Complex Extensions, Pythagorean Triples

Pythagorean Triples

Before we look at other complex extensions of Z, let's apply the gaussian integers to a problem that is over 2,000 years old. Characterize the integer solutions for x2 + y2 = z2. These are called pythagorean triples, because they form the sides of a right triangle, following the pythagorean theorem. The smallest solution is 3,4,5, hence a right triangle with sides of lengths 3 and 4 has a hypotenuse of length 5.

If any two variables have a common factor then that factor can be divided out of the equation. It is enough to look for solutions where the three variables are mutually coprime.

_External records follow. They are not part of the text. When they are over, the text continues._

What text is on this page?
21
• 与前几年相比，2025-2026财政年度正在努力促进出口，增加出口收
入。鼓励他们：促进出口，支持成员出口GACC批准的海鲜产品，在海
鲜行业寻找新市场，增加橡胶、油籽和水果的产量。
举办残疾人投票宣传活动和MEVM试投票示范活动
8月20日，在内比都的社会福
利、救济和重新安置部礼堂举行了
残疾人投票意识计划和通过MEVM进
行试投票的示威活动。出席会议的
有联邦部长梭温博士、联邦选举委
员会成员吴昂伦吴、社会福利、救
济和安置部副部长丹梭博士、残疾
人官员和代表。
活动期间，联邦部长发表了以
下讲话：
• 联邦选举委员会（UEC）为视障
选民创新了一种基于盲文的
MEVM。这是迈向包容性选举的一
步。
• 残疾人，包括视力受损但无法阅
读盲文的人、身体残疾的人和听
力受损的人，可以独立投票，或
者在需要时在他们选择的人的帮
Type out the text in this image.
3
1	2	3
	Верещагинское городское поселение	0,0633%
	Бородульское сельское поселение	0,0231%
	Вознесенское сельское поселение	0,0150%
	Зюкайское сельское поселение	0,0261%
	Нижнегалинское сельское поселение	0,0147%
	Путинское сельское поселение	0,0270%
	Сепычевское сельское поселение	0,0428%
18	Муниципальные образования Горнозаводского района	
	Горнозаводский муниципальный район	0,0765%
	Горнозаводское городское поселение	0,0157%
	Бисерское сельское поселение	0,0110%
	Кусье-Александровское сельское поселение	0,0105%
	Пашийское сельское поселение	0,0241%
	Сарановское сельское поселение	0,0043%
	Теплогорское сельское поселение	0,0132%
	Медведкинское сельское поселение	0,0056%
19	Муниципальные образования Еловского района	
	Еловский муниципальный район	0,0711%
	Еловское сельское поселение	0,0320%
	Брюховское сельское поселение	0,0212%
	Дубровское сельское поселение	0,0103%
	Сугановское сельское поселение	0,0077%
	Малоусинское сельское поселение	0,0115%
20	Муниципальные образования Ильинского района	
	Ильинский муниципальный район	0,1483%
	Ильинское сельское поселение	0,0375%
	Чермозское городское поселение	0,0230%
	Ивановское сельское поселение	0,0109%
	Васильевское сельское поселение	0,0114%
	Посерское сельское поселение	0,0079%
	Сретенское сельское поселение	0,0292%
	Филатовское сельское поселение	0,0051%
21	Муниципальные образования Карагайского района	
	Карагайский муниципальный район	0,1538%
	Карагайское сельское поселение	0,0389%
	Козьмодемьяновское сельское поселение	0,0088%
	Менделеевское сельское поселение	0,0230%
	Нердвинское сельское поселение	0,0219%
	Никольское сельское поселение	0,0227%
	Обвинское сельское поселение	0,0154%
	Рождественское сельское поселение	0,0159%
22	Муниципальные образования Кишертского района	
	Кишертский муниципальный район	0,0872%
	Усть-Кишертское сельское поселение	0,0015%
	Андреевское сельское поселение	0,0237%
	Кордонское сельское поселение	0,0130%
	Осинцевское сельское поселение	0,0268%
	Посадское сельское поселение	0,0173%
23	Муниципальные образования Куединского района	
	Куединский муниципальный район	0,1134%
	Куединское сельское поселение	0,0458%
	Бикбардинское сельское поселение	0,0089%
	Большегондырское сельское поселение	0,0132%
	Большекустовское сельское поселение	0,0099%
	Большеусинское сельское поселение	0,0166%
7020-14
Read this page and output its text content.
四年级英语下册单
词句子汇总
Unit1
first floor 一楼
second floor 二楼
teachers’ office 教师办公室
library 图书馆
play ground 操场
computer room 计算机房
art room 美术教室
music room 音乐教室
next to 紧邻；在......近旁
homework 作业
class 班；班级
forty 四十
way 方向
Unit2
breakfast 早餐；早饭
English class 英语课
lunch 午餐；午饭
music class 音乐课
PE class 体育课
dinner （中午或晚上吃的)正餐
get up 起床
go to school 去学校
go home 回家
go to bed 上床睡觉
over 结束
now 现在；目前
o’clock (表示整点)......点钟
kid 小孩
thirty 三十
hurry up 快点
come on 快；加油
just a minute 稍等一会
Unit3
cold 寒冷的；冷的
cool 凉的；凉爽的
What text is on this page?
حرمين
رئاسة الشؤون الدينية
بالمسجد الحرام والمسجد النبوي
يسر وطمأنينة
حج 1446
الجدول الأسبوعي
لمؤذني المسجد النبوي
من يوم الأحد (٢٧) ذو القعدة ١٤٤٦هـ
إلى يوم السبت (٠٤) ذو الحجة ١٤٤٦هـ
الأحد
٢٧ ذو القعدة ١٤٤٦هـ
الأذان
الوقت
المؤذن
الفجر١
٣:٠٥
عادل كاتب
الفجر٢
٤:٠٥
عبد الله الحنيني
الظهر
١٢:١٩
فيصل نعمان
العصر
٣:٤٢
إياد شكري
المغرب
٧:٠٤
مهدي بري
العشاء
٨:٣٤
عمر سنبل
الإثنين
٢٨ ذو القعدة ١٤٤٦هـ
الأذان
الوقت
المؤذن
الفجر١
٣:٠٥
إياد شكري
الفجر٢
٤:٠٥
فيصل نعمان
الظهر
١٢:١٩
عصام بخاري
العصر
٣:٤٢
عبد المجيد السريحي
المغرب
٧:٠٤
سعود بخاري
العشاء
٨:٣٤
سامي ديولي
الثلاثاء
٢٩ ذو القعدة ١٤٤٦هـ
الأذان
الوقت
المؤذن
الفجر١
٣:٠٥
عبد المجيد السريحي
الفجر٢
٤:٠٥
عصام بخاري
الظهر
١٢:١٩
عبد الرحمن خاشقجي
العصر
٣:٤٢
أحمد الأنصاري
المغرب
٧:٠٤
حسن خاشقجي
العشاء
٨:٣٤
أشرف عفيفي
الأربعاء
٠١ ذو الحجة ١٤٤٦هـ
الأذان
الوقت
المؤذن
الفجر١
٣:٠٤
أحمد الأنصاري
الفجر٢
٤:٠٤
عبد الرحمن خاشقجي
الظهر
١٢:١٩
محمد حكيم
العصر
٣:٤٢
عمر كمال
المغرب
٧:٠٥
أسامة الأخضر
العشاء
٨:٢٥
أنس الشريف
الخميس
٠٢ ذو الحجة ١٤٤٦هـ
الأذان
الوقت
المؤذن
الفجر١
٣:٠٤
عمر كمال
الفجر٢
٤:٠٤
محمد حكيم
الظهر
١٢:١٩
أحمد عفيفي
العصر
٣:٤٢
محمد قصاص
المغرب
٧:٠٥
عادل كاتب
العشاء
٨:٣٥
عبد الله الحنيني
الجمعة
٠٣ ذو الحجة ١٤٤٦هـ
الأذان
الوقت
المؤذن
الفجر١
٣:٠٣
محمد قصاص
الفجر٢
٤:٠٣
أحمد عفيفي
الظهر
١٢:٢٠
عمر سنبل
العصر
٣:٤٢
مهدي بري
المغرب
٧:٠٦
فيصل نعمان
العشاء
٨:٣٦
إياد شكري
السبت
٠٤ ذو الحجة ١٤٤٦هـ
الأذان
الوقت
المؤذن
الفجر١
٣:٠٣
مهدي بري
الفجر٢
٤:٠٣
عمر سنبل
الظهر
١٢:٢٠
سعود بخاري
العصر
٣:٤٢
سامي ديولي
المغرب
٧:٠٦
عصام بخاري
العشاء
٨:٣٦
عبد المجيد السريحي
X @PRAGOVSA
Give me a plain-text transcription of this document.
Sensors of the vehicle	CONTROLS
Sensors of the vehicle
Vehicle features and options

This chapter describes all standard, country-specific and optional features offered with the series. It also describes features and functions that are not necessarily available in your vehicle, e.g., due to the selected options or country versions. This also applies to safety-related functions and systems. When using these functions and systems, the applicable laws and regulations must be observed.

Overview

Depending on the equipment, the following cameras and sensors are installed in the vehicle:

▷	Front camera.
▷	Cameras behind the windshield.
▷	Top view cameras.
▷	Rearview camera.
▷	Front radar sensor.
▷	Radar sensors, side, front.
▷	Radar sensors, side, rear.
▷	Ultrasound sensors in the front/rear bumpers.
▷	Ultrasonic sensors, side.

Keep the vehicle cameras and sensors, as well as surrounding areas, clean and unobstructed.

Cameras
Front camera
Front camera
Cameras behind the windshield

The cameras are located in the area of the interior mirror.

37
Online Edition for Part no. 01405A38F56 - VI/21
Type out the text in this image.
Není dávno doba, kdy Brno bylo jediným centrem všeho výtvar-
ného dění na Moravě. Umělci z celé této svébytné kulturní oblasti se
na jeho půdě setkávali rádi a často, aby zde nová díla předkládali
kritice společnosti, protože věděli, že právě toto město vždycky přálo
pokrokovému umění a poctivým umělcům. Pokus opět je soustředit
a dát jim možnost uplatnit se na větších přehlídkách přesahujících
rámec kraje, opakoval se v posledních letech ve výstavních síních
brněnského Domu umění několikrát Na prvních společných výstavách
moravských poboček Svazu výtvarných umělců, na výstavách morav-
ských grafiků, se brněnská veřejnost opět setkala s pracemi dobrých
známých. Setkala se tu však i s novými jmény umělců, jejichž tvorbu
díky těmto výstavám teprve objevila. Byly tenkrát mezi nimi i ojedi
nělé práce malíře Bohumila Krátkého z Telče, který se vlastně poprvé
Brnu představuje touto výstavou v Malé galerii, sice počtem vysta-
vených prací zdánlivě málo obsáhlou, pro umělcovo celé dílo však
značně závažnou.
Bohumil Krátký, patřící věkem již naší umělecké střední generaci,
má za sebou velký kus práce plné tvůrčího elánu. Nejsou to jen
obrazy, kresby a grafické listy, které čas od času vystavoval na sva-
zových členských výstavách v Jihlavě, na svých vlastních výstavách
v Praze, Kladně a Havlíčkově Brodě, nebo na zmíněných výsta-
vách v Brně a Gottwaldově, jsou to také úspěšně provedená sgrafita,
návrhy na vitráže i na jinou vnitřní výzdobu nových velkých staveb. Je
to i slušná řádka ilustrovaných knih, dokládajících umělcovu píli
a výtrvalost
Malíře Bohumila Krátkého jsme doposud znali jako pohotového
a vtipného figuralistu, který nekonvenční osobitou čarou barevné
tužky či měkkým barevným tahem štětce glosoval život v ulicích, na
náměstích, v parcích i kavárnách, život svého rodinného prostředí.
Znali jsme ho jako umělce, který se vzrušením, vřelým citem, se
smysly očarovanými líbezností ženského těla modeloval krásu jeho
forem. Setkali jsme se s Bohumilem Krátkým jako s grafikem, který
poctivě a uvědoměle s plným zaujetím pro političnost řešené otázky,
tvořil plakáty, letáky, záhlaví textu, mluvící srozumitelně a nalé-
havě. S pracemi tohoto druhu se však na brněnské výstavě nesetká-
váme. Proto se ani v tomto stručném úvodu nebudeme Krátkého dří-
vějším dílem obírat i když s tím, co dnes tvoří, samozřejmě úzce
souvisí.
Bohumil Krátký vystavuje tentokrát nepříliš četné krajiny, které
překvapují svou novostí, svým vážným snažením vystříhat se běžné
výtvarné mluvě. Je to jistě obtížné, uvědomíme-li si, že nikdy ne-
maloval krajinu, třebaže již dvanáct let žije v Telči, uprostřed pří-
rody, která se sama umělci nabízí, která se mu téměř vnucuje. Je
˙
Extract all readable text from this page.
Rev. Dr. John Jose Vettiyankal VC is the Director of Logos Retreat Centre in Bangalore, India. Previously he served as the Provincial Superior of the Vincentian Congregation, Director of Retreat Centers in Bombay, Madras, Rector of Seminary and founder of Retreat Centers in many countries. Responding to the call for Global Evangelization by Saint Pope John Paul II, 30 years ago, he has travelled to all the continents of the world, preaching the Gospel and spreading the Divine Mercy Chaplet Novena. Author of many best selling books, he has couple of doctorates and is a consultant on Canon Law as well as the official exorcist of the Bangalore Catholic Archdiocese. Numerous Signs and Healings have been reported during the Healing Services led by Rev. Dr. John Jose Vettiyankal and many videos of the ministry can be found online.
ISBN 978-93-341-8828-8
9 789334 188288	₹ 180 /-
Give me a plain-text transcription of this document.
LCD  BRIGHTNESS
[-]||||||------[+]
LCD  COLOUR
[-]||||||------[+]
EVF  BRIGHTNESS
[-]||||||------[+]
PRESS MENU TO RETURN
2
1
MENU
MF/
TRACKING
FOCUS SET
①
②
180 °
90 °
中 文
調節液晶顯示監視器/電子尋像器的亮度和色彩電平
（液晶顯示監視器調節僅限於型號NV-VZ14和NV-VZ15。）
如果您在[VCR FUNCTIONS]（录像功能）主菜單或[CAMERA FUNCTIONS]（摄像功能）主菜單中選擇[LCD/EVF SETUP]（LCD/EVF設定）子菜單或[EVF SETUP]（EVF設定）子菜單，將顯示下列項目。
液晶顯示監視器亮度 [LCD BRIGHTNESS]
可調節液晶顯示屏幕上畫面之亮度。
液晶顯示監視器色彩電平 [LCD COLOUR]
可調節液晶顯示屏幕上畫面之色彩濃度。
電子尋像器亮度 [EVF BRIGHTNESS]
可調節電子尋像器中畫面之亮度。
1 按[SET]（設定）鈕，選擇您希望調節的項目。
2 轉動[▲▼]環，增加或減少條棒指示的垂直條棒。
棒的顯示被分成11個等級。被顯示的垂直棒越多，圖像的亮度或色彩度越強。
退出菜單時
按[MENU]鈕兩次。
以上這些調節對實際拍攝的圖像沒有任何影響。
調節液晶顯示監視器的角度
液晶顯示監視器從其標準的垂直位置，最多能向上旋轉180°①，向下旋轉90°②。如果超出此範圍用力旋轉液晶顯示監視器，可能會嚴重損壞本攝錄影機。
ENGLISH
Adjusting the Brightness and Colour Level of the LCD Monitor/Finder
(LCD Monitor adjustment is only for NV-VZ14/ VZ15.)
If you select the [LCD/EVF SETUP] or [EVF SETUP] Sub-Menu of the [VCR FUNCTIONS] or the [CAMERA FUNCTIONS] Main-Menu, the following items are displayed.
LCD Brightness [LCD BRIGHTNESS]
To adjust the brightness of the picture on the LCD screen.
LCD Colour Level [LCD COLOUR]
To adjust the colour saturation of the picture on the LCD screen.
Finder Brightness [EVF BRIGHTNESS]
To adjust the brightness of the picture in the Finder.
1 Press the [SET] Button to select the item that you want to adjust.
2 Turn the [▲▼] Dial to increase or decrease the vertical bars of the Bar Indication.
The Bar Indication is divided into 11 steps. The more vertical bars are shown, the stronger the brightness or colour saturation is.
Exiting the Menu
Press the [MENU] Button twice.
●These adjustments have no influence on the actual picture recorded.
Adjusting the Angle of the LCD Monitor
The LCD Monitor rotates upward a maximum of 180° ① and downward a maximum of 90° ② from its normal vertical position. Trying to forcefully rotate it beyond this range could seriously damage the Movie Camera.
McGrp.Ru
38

Replace x2 + y2 with (x+yi)×(x-yi). Consider the prime factors of x+yi. If an integer prime divides x+yi then x and y have a common factor, which we have just ruled out. Hence all the prime factors of x+yi are complex.

If 1+i divides x+yi then z is even. Yet x and y are odd, to remain coprime to z. When the equation is reduced mod 4 we obtain 1+1 = 0, which is impossible. Thus z is odd, and without loss of generality, we will let y be even.

If some prime s divides both x+yi and x-yi, take the difference and sum to show s divides 2x and 2y. We've already ruled out 1+i, so s cannot divide 2. It must divide both x and y. The same holds for s conjugate, so s times s conjugate, a real number, divides x and y, which contradicts x and y coprime. Therefore x+yi and x-yi are coprime, no factors in common.

Every prime dividing x+yi divides z, and z is squared, so every prime in x+yi is taken to an even power. Gather the primes together into the complex number u+vi, such that x+yi is the square of u+vi, or an associate thereof. The conjugate primes form u-vi, and their square builds x-yi. Square u+vi and equate terms, giving the following.

u > v > 0, u and v coprime, u and v of different parity:
x ← u2-v2
y ← 2uv
z ← u2+v2

Note that u and v are coprime, else their common factor would divide x y and z. They also have different parity, else z is even. We're assuming y is even, and 2uv is even, so we know components correspond. If either u or v is negative, make it positive. This might change y from negative to positive, but we only need positive pythagorean triples, so that's fine. If v > u, swap them, making x positive.

Every coprime pythagorean triple leads to u > v > 0, with u and v coprime, and having opposite parity. Conversely, every u v pair with these properties produces a valid pythagorean triple. Verify this by squaring x y and z, using the formulas above.

Some other s+ti, with s > t > 0, cannot be an associate of u+vi, as both are in the first quadrant. Thus s+ti contains different primes, and when squared, it cannot produce x+yi, or even an associate of x+yi, such as -x-yi. Therefore pythagorean triples and u v pairs correspond 1-1.

As an example, set u = 5 and v = 2, hence x = 21, y = 20, and z = 29. sure enough, 441 + 400 = 841.

If z2 had a coefficient of 7, we'd be in trouble. Primes that are 3 mod 4, like 7, can't be split between x+yi and x-yi, hence there is no solution. A coefficient of 73 is no better. When x and y are divisible by 7, that takes two of the factors away, but there's still a factor of 7. In general, a coefficient on z2 that contains a prime p to an odd power, where p = 3 mod 4, prohibits any solutions in the positive integers.